Aber ansonsten volle Zustimmung von mir, einerseits. Rechtssicherheit ist natürlich was schönes, wenn allerdings die Rechtssicherheit bedeutet das Recht schützt diejenigen die am effektivsten bei den "Oberen" ihre Interessen vorbringen und schert sich wenig um demokratische Grundprinzipien, dann ist es zwar sicher ich werde bestraft, aber rechtens ist das dann noch lange nicht. Dann ist es auch wieder eine Art Willkür, nur dass diese allgemein angewandt wird und dadurch den Anschein von Rechtssicherheit hat.

Es gibt für uns Biker immer zwei Aspekte, wie ist die Regelung in potentiellen Urlaubsregionen und wie sieht es Zuhause aus. Hier in Baden-Württemberg dürfte ich meinem Sport gar nicht nachgehen, flächendeckend und generell. Logischerweise halte ich mich nicht daran. Anderes sieht es für mich im Urlaub aus, da würde ich bewusst nie gegen Wegesperrungen oder Verbote hinwegsetzten, schließlich habe ich ja die Freiheit woanders hinzufahren oder mich mit der Lage Vorort zu arrangieren.

Das heißt in letzter Konsequenz für mich, durch Österreich durchfahren und erst nach der Grenze Biken gehen.

So bleibt Euch Tirolern ein Piefke mehr erspart und die Vinschger und Bündner machen ihr Geschäft. Euch bleiben dafür der Strassenlärm und die Abgase und ein paar Euros fürs Pickerl. Das Geschäft machen andere. 

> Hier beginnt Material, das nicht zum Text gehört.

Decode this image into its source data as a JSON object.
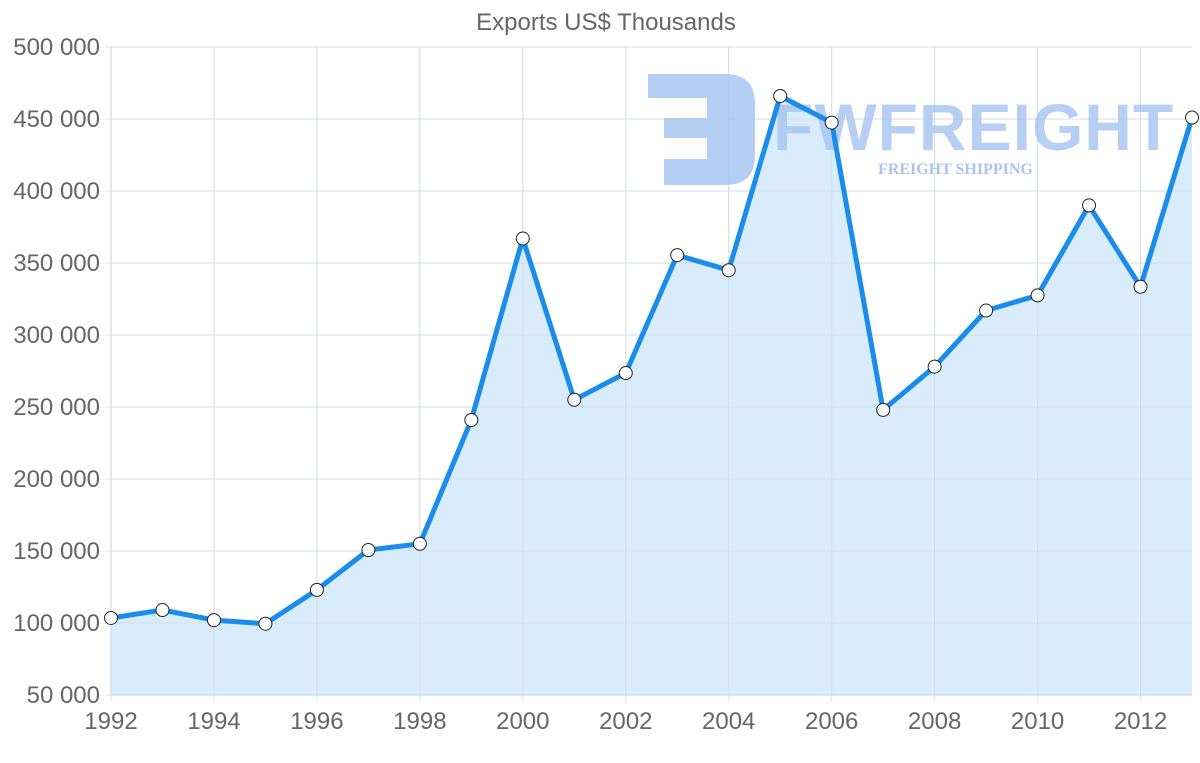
{
  "chart_data": {
    "type": "area",
    "title": "Exports US$ Thousands",
    "xlabel": "",
    "ylabel": "",
    "x": [
      1992,
      1993,
      1994,
      1995,
      1996,
      1997,
      1998,
      1999,
      2000,
      2001,
      2002,
      2003,
      2004,
      2005,
      2006,
      2007,
      2008,
      2009,
      2010,
      2011,
      2012,
      2013
    ],
    "series": [
      {
        "name": "Exports US$ Thousands",
        "values": [
          103500,
          109000,
          102000,
          99500,
          123000,
          150700,
          155000,
          241000,
          367000,
          255000,
          273600,
          355500,
          345000,
          466000,
          447500,
          248000,
          278000,
          317000,
          327500,
          390000,
          333500,
          451000
        ]
      }
    ],
    "ylim": [
      50000,
      500000
    ],
    "xlim": [
      1992,
      2013
    ],
    "y_ticks": [
      50000,
      100000,
      150000,
      200000,
      250000,
      300000,
      350000,
      400000,
      450000,
      500000
    ],
    "y_tick_labels": [
      "50 000",
      "100 000",
      "150 000",
      "200 000",
      "250 000",
      "300 000",
      "350 000",
      "400 000",
      "450 000",
      "500 000"
    ],
    "x_ticks": [
      1992,
      1994,
      1996,
      1998,
      2000,
      2002,
      2004,
      2006,
      2008,
      2010,
      2012
    ],
    "x_tick_labels": [
      "1992",
      "1994",
      "1996",
      "1998",
      "2000",
      "2002",
      "2004",
      "2006",
      "2008",
      "2010",
      "2012"
    ],
    "grid": true,
    "legend": "none"
  },
  "colors": {
    "line": "#1a8ceb",
    "fill": "#d7ebfc",
    "grid": "#e3e3e3",
    "axis": "#cccccc",
    "text": "#666666",
    "marker_fill": "#ffffff",
    "marker_stroke": "#222222"
  },
  "watermark": {
    "brand": "FWFREIGHT",
    "tagline": "FREIGHT SHIPPING"
  }
}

Das heißt sogar dass ich hier in Deutschland bevorzugt am Schwarzwald vorbeifahre und ins Elsass und in den Pfälzerwald gehe wenn ich mehr als einen Tag Zeit habe. Dumm für die Schwarzwälder und gut für die Mineralölkonzerne.


----------



## Vinschger-Biker (13. April 2013)

tiroler1973 schrieb:


> Im bezug auf die teilweise Ja und Nein und doch und wieder nicht:
> 
> Das heisst, ich könnte gegen diese Tafeln eigentlich klagen, weil sie ja nicht rechtmässig da stehen und die Aussichten auf Erfolg wären recht groß. Jetzt wunderts mich warum ihr das nicht macht. Euer Problem ist, dass ihr eurer Sache auch nicht sicher seid und was heute ist, kann morgen schon ganz anders sein. Was man auch an der Veröffentlichungspolitik von Trails sehen kann. Da seids gscheit zurück gerudert und wenn sich morgen wieder was ändert, wird wieder gerudert und wenn sich übermorgen was ändert wird wieder gerudert. Da das jeder individuell machen kann, wird ständig und immer gerudert. Kurz: Ein riesen Sauhaufen.
> Da ist's mir lieber, man hat ein Gesetz, auf das man sich einstellen kann und ein festgelegtes Strafmaß bzw. eine Strafkatalog. Die Wirtschaft kann sich danach richten und ein entsprechendes Angebot schaffen. Mittelfristig ist eine gesetzliche Regelung, egal wie positiv oder negativ für die einzelen Beteiligten die einzige Möglichkeit dieses Thema vernünftig zu regeln. Die Südtiroler Methode ist momentan die: Kopf einziehen, möglichst nicht auffallen, dann ändert sich nichts und dann bleibt alles beim Alten. Dazu ist's aber inzwischen zu spät. Es wird immer mehr Leute geben, die Trailsurfen wollen und es wird immer mehr Probleme mit den einzelnen Betroffenen geben. Als Touristiker will man sein Angebot bewerben und bei diesen Dingen auch Rechtssicherheit haben, sonst kannst jede Woche deine Prospekte neu drucken, weil sich wieder was geändert hat.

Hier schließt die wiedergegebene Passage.